- Born: Hiroshi Toyota 19 October 1937 (age 87) Nihonbashi, Japan
- Occupations: Rakugoka; singer;

YouTube information
- Channel: KIKUKIN TV;
- Years active: 2019 -
- Genre: Vlog
- Subscribers: 48.8 thousand
- Views: 2.52 million

= Kikuō Hayashiya =

Japanese rakugo performer

Kikuō Hayashiya (林家 木久扇, Hayashiya Kikuō) is a Japanese rakugo performer and a featured member of the long-running television comedy show Shōten. His real name is Hiroshi Toyota (豊田 洋, Toyota Hiroshi), although he is most widely known by his previous comedian name Kikuzō Hayashiya (林家 木久蔵), a name he was the first to assume. The new Kikuzō Hayashiya is his son, the former Kikuo Hayashiya (林家 きくお, Hayashiya Kikuo).
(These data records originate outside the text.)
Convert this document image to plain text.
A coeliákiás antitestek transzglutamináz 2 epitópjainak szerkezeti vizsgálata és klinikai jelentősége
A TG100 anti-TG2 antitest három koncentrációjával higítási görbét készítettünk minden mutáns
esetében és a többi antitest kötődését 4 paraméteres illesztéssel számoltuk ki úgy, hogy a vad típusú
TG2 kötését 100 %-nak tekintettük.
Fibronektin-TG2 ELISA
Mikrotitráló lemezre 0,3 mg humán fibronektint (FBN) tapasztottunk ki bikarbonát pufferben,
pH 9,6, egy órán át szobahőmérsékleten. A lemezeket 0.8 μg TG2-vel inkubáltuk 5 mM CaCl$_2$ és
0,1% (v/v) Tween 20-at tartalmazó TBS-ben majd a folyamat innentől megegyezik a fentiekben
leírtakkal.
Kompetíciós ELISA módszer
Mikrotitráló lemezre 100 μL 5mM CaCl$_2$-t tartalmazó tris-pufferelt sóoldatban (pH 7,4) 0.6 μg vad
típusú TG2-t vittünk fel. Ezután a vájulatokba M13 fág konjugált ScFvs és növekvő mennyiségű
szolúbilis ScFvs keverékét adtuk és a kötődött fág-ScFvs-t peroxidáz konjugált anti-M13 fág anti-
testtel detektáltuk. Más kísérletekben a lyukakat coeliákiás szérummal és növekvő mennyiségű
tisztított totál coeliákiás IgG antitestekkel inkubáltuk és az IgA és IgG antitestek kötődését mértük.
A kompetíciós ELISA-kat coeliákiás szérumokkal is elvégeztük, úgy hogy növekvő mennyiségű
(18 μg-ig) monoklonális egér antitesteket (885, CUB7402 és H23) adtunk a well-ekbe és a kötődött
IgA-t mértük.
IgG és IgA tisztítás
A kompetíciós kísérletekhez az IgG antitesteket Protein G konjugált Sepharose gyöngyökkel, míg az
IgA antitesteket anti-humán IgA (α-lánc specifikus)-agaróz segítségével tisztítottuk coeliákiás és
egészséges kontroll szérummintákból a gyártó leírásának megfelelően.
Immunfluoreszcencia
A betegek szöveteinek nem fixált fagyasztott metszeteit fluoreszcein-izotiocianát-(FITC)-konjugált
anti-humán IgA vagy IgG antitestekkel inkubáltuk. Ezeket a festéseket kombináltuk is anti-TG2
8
On Shōten he always wears a yellow kimono. He is known for making commonplace jokes and usually "plays the fool".

== Discography ==
===Singles===

List of singles, with selected chart positions
| Release date | Title | Notes |
|---|---|---|
| December,1975 | "Yoihime Elegy" (酔姫エレジー) |  |
| April,1978 | "Iya'n baka'n" (いやんばか〜ん) |  |
| April,1978 | "Kikuzō no na'nt'yate kazoeuta" (木久蔵のナンチャッテ数え唄) |  |

== Kikuzō Ramen ==
Kikuō has a chain of noodle shops named after him called "Kikuzō Ramen." On Shōten, he often advertises Kikuzō Ramen, but other members joke about it being very flavorless.